Em uma semana deglutiu toda a obra de Friedrich Nietzsche. Debruçou-se ainda
sobre Charles Darwin e outros cientistas da vertente evolucionista. Leu
seguidamente três vezes “O Mundo Assombrado pelos Demônios”, de Carl Sagan, com
o qual se rendeu por inteiro ao novo ateísmo.
Sentia-se,
por fim, livre dos grilhões do inferno, inteiramente liberto do poder dantesco
do fogo. Uma vez livre de Deus, pensava com um suspiro aliviado, não restaria
mais nenhuma razão para se preocupar com o diabo, e menos ainda com o inferno e
tudo o que a ele se relacionava.
Era
pois preciso comemorar tão grande libertação. Foi com este fim que convidou os
melhores amigos da faculdade para um baile à fantasia, a ser realizado na
mansão de um abastardo tio, que lhe cedera de bom grado o imóvel, com a única
condição de que o devolvesse na ordem exata em que lhe foi entregue. O mesmo
tio, por quem nutria grande devoção, financiou o evento. Era ele um próspero
comerciante da cidade, proprietário de uma grande madeireira e fabricante de
móveis para uso doméstico.
A
solenidade foi batizada de “a bacanália”, em referência à celebração realizada
na antiga Roma, em honra a Baco, o inventor mitológico do vinho. Formalizou-se
a regra pela qual fosse barrada a entrada de quem não estivesse devidamente
vestido a caráter. A criatividade era livre...
***
Veio
a noite do baile. Tem-se início à “bacanália”. O primeiro a chegar é um homem
da caverna, seguido de uma bruxa e de um vampiro. O anfitrião está
elegantemente vestido de bombeiro, e sua namorada de uma sedutora deusa grega.

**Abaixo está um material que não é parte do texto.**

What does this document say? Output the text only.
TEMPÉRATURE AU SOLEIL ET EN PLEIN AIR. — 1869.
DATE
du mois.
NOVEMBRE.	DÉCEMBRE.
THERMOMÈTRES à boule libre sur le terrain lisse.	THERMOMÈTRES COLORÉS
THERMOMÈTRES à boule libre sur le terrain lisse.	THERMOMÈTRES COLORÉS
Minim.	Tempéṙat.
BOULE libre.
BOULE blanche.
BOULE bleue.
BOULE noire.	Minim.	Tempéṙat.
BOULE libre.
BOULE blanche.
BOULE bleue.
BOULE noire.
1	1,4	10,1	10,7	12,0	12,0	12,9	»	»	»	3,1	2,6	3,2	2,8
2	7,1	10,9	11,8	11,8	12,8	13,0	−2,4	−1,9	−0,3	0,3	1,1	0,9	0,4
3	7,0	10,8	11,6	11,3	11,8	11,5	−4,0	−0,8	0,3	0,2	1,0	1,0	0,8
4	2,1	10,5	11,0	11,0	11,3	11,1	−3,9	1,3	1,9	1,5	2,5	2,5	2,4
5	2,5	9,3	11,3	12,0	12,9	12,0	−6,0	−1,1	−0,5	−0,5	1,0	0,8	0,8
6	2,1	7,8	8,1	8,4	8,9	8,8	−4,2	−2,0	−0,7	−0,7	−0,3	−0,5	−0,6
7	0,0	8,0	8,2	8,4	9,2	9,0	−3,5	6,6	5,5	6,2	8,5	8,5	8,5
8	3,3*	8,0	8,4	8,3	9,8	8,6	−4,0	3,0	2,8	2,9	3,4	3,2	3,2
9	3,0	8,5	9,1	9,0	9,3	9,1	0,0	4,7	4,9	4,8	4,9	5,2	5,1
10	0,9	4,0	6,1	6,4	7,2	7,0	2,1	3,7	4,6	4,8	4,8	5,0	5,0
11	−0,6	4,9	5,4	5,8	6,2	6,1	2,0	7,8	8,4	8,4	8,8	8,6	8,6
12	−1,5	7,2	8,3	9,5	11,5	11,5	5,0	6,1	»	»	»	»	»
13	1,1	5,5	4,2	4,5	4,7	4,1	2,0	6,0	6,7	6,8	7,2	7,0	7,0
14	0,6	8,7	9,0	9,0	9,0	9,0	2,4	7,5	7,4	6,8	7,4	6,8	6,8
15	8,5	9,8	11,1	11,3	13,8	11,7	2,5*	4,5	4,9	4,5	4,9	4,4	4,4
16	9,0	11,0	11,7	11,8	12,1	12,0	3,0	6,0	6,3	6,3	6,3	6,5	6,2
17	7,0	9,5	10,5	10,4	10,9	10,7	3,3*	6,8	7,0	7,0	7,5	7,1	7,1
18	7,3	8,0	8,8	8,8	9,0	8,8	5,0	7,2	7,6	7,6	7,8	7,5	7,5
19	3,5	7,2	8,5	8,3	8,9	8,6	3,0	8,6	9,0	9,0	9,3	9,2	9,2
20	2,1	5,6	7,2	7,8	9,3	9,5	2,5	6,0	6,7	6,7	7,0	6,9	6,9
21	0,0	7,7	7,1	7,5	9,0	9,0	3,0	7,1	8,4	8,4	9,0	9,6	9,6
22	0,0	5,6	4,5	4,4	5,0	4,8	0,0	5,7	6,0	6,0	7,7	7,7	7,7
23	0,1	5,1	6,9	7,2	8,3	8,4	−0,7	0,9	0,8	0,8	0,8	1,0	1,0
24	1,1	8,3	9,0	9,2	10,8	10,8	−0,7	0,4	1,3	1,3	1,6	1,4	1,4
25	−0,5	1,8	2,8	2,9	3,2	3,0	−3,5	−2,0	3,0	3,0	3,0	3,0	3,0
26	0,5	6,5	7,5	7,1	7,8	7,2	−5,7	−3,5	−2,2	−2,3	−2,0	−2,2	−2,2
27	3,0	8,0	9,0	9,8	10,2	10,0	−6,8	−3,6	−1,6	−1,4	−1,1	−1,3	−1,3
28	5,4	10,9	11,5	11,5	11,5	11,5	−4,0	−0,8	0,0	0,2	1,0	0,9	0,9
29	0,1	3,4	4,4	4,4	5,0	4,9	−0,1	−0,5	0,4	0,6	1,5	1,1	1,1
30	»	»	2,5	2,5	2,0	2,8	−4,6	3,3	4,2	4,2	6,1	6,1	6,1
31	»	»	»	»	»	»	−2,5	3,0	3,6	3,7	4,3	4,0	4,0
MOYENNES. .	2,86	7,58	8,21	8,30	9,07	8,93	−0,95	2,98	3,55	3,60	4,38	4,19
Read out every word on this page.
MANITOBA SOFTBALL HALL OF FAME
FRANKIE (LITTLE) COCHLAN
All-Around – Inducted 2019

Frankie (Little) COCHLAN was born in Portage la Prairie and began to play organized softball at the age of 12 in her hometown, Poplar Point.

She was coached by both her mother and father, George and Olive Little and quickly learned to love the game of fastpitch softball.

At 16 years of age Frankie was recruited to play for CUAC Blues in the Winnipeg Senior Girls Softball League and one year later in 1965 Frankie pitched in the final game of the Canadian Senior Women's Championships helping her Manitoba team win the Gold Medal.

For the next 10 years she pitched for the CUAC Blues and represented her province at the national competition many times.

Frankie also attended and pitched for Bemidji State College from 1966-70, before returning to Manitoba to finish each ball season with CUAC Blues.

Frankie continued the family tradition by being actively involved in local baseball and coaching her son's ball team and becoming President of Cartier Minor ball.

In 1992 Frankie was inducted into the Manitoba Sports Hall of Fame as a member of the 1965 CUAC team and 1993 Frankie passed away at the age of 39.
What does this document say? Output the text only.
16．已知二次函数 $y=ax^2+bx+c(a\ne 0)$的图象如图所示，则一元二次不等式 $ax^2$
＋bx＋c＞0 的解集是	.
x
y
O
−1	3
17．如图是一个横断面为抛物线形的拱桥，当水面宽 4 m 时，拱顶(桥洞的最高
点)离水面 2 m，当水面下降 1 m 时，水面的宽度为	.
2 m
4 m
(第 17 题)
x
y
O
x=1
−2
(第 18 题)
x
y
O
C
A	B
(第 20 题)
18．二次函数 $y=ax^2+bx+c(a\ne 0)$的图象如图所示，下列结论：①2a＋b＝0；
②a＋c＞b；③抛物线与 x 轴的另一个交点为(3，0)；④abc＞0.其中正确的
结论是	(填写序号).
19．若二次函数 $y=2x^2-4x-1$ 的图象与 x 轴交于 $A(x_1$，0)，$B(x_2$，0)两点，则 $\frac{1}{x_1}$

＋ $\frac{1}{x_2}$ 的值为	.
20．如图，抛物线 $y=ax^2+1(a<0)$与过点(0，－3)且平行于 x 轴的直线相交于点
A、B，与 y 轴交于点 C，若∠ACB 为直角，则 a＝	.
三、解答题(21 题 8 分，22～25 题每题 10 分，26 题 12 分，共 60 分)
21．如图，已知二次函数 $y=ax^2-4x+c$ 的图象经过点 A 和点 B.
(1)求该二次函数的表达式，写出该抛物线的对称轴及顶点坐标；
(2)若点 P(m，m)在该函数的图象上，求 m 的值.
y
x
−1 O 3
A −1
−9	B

Vieram em seguida Homer Simpson, Bob Esponja e a Mulher-Gato. Adiante chegaram a
Chapeuzinho Vermelho, o Chapeleiro Louco, a Noiva Cadáver, entre outros
ilustres personagens da imensa fauna televisiva e cinematográfica.
Deu
meia-noite. O ambiente está euforicamente animado. Bebidas, som estonteante,
gemidos sussurrantes, gritos e explosões de risos fazem realçar o aspecto
carnal de um bacanal dionisíaco.
—
À liberdade, à liberdade! — grita o bombeiro com um copo na mão, enquanto é
voluptuosamente beijado pela sua encantadora divindade grega.
Lá
fora chove muito. Um forte barulho provocado por uma descarga elétrica faz
apagar a luz do recinto... Mais gritos e mais gargalhadas... A festa prossegue
dionisiacamente alucinante... Um enorme trovão rolou nos ares...
Alguém
bate à porta. O anfitrião vai atender. Abre-a e, súbito, dá de cara com o
Capeta, que traz consigo numa mão um tridente e na outra uma tocha acesa. Um
intenso calafrio corre-lhe por todo o corpo. O coração dispara... A boca
seca... Suor cai-lhe em baga pela testa... Tremendo e todo pálido, sai em
disparada debaixo da chuva... Os raios cortam os céus... O cético desaparece na
escuridão...
É
o recomeço do seu inferno...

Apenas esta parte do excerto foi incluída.